Mountain in Western Australia

Mount Meharry (Panyjima:Wirlbiwirlbi) is the highest mountain in Western Australia. It is located in the Hamersley Range within the southeastern part of Karijini National Park in the Pilbara region, approximately 86 km south-southeast of Wittenoom, and 87 km east-southeast of Tom Price.

The Pandjima peoples are the traditional owners of the area.

==History==
Mount Meharry is named after William Thomas Meharry (1912–1967), Chief Geodetic Surveyor for Western Australia from 1959 to 1967. Surveyor Trevor Markey and his party were the first people of European descent to discover the mountain, in 1967. Tom Meharry directed the survey party and performed the calculations that confirmed the mountain was the highest peak in Western Australia, being 15 m higher than Mount Bruce which lies 62 km northwest of Mount Meharry. Bluff Knoll, highest peak in the Stirling Range and sometimes mistaken as the state's highest, is 150 m lower than Mount Meharry.

After Meharry's sudden death on 16 May 1967 the Nomenclature Advisory Committee (now the Geographic Names Committee) recommended to the Minister for Lands that the recently discovered peak be named after him. The Minister for Lands Stewart Bovell approved this on 28 July 1967 and a notice naming the peak was published in the Western Australian Government Gazette on 15 September 1967.

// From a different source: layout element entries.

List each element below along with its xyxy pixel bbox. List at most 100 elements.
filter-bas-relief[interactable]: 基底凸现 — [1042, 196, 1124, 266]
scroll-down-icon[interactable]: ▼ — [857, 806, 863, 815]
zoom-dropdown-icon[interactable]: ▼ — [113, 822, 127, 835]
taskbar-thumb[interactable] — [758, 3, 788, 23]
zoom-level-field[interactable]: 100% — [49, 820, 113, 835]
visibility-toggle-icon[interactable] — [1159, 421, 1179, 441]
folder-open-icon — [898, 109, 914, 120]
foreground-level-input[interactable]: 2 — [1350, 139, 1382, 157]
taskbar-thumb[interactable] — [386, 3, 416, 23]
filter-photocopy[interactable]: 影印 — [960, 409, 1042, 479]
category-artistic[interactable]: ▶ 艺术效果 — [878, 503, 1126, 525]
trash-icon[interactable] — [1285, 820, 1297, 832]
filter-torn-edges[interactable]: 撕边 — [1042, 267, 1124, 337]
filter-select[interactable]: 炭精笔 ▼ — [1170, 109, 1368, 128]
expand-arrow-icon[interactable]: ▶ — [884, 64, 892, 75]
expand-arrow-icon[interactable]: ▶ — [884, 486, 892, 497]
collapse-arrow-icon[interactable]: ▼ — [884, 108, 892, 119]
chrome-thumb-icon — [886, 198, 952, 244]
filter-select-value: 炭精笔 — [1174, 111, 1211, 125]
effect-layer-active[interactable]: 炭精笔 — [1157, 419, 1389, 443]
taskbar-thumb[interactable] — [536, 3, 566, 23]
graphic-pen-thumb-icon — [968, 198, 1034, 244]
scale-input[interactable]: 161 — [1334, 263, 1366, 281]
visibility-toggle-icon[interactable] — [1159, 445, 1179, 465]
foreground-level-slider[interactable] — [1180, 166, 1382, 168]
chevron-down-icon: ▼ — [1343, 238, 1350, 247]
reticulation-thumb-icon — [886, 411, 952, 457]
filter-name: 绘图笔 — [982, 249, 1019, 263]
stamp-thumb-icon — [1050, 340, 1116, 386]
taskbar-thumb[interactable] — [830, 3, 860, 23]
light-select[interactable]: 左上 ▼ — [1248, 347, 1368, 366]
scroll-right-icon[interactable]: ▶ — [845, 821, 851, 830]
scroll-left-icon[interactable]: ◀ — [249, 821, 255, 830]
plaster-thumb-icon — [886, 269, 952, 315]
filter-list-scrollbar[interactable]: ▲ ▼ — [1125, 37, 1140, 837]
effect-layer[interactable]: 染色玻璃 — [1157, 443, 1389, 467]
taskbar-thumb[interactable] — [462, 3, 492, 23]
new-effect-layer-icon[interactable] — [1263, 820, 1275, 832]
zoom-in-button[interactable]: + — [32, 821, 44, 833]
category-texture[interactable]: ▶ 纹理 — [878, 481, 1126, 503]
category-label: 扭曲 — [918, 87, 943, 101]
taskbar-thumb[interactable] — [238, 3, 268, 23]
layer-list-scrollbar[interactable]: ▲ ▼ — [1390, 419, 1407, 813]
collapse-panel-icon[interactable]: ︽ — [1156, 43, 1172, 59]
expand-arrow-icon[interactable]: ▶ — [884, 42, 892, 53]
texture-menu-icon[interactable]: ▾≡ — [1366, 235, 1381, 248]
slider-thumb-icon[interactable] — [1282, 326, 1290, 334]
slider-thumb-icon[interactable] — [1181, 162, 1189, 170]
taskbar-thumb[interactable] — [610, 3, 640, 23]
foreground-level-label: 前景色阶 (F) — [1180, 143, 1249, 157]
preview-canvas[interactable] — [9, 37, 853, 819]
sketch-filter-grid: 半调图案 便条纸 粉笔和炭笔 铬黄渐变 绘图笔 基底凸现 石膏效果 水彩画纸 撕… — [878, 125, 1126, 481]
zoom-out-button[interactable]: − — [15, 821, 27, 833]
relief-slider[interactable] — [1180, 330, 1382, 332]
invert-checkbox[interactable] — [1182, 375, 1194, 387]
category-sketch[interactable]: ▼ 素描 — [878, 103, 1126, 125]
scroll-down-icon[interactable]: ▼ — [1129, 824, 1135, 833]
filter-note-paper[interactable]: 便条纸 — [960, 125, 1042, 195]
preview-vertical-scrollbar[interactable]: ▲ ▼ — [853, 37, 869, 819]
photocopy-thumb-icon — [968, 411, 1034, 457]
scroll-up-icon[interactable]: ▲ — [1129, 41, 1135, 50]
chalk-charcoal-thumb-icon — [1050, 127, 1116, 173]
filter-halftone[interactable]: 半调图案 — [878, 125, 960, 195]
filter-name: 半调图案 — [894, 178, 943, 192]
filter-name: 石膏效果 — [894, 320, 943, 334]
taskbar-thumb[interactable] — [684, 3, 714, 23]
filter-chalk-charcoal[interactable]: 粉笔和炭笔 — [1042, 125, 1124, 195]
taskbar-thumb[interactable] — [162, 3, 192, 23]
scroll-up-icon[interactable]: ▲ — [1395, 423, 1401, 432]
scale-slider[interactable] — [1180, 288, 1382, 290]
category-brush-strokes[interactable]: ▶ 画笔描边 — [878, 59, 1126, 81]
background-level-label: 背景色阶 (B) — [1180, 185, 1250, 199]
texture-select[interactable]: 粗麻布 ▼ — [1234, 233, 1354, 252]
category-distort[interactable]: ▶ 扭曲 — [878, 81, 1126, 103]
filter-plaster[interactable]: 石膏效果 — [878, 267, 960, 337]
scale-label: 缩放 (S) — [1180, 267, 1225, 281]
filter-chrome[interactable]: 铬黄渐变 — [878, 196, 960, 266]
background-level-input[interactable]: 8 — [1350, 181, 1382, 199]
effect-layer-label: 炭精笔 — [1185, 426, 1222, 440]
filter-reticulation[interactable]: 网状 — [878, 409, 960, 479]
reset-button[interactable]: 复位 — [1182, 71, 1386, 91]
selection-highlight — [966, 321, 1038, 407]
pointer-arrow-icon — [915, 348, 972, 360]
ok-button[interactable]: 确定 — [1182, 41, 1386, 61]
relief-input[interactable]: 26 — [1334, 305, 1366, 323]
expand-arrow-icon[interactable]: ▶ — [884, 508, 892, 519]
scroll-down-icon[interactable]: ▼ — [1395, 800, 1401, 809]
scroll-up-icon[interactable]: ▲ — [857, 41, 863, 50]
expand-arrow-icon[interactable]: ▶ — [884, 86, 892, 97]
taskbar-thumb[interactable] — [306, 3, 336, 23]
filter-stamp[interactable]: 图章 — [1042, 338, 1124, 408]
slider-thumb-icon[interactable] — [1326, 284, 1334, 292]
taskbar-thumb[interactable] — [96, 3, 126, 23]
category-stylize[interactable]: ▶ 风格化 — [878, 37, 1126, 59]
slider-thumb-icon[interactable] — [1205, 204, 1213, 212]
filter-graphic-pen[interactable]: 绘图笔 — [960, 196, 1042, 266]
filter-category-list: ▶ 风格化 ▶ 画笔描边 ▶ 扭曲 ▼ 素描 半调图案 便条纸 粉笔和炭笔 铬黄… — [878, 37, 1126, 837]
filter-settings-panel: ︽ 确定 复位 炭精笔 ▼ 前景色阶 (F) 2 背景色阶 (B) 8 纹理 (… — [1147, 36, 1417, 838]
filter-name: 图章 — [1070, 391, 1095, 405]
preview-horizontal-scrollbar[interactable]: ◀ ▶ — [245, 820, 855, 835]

In 1999, Gina Rinehart, daughter of Lang Hancock, applied to the Geographic Names Committee to rename the mountain after her father. The application was declined and in 2002 she lobbied the then-Premier Geoff Gallop with the same proposal. He, too, declined the request.

==Geography==
The summit of Mount Meharry can be reached from the Great Northern Highway via an unsealed road 16 km in length and a vehicular track 21 km in length. Permission should be sought from the managers of the land over which the road and track pass. These are Juna Downs Station and the Department of Parks and Wildlife, which manages Karijini National Park. In dry conditions, a two-wheel-drive vehicle can reach the national park boundary at about 800 m elevation, requiring a walk of about 7 km to the summit, including an ascent of about 450 m.